ECM1 also appears to play a role in the migration, invasion and attachment properties of cancer cells, as seen in studies of cholangiocarcinoma and melanoma cell lines (Xiong et al., 2012; Lal et al., 2013).
Overexpression of ECM1 in cancer cells appears to be mediated by the Akt/NF-κB signaling axis (Xiong et al., 2012). ECM1 expression is also partly regulated by transcription factor AP2C (TFAP2C) in melanoma cells, and its effect is mediated by direct interaction with the ECM1 promoter (Lal et al., 2013).

Lipoid proteinosis

Lipoid proteinosis, also known as hyalinosis cutis et mucosae or Urbach-Wiethe disease.
Lipoid proteinosis is a rare autosomal recessive genodermatosis characterized by the deposition of an amorphous hyaline material in the skin, mucosa, and viscera. Papular infiltration of the margin of the lids producing itchy eyes, and infiltration in the tongue and its frenulum, in the larynx leading to hoarseness, and in the skin (e.g., elbows and axilla) are characteristic (Hamada et al., 2003; Hamada et al., 2002).

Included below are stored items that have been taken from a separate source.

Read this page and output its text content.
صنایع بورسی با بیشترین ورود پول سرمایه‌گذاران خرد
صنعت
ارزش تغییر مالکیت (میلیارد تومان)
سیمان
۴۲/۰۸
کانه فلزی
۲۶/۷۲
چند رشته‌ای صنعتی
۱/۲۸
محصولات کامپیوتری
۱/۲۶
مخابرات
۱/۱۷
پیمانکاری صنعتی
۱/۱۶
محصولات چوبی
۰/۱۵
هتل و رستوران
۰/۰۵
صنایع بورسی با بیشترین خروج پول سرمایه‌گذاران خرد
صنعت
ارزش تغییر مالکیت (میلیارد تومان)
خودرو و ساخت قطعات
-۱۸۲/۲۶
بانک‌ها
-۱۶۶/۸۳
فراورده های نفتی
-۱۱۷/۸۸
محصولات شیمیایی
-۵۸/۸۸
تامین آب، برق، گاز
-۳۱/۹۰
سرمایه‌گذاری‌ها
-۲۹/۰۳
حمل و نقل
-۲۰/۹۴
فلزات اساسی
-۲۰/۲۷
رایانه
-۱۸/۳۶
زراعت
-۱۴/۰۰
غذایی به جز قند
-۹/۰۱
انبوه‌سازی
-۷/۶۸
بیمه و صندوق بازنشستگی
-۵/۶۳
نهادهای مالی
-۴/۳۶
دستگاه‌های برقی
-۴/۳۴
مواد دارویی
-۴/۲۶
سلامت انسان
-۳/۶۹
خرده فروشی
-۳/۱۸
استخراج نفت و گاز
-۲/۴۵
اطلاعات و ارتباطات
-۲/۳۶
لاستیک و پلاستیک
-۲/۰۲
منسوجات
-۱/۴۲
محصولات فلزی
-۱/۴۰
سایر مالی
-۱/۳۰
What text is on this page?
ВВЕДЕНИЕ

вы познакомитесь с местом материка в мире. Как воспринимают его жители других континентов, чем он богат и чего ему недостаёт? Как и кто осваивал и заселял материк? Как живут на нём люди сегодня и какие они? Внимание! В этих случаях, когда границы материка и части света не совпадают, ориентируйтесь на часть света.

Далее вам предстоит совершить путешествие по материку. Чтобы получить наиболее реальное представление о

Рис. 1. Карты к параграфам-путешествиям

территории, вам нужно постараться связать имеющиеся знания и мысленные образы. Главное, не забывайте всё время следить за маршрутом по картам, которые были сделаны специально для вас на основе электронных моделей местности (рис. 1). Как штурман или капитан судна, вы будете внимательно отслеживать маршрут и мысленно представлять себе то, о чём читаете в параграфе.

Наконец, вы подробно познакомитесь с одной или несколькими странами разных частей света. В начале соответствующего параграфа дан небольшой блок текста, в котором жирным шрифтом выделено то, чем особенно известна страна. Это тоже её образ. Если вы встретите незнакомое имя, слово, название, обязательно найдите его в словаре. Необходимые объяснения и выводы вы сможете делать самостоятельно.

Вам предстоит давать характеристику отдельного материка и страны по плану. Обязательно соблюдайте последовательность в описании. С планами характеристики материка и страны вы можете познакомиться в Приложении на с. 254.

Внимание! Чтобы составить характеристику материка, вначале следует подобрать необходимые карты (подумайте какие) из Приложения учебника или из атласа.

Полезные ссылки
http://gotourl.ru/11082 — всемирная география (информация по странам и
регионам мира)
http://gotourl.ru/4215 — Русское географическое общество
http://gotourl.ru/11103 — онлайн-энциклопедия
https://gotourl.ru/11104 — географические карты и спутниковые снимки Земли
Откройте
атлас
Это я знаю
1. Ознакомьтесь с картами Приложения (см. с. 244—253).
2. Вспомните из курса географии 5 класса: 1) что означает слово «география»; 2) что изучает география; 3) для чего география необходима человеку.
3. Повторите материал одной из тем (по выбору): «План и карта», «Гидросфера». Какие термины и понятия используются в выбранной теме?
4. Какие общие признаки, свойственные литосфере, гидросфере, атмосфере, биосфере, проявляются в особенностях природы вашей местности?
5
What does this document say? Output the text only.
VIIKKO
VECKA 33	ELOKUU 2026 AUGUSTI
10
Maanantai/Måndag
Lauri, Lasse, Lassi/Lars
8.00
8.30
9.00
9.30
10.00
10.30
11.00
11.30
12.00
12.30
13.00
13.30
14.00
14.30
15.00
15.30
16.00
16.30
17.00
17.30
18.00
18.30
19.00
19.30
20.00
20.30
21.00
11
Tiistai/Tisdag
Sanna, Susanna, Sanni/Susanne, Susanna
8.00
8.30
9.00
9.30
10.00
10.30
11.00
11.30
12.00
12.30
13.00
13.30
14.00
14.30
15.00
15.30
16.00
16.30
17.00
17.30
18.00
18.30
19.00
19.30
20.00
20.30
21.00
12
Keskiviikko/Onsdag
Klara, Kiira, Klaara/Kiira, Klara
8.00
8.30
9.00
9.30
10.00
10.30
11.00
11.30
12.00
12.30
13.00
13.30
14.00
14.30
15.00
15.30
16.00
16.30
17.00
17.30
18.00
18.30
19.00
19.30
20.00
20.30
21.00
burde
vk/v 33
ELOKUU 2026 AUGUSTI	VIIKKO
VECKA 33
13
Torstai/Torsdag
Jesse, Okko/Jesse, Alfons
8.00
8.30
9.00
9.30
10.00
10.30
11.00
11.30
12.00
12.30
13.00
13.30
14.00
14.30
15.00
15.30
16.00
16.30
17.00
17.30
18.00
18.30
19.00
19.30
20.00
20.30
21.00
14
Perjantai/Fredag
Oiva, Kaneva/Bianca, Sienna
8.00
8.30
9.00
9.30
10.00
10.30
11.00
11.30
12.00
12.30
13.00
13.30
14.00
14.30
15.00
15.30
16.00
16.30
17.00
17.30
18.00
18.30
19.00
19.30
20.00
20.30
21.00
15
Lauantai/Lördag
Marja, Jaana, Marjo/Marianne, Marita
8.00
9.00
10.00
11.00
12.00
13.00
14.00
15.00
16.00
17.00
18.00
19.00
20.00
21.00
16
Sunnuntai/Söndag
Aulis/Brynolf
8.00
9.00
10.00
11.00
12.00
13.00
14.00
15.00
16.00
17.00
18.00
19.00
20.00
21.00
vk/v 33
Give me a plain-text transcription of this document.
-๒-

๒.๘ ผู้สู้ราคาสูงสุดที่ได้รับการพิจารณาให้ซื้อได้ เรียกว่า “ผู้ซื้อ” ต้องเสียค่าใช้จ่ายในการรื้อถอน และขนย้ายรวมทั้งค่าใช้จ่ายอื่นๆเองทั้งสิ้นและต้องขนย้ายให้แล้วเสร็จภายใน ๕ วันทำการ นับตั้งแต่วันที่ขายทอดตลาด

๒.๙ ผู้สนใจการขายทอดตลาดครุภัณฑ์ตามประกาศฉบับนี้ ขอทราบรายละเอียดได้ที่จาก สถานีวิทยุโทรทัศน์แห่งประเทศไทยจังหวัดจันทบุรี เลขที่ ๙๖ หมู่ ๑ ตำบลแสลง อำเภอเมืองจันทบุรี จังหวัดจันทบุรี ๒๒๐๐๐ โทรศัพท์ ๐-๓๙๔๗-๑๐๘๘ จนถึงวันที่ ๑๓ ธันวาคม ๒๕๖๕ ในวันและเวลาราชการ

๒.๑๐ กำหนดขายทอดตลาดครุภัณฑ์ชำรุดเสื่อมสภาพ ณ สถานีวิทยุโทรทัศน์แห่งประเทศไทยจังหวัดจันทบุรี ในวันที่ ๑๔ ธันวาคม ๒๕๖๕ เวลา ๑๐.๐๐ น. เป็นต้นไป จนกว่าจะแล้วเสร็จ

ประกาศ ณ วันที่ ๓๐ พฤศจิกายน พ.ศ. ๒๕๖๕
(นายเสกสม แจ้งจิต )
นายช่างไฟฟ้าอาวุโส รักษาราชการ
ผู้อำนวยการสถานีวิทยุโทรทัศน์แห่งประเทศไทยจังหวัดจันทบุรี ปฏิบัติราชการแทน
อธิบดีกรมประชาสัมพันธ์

Lichen sclerosus et atrophicus

Lichen sclerosus (LS) is a chronic inflammatory skin disorder of unknown etiology that results in white plaques with epidermal atrophy. It has both genital and extragenital presentations. HLA-subtype susceptibility and high rates of other autoimmune disorders suggest that autoantibodies to specific mucocutaneous antigens may be involved in the etiology of lichen sclerosus. The similarities with lipoid proteinosis, which results from mutations in the ECM1 gene, suggested that this protein may be an autoantigen in lichen sclerosus. Indeed, circulating auto-antibodies to ECM1 were found in the sera of 67% of lichen sclerosus patients (Oyama et al., 2003; Oyama et al., 2004).
In conclusion lipoid proteinosis and lichen sclerosus are immunogenetic counterparts targeting ECM1.

Ulcerative colitis

A nonsynonymous SNP (rs11205387) has been associated with ulcerative colitis (Fisher et al., 2008). ECM1 variation was not associated with Crohns disease (Anderson et al., 2009). Incorporation of the analysis of ECM1 genetic variants into a diagnostic algorithm including serological and inflammatory markers resulted in improved accuracy in identifying inflammatory bowel disease and in particular, differentiating between ulcerative colitis and Crohns disease (Plevy et al., 2013).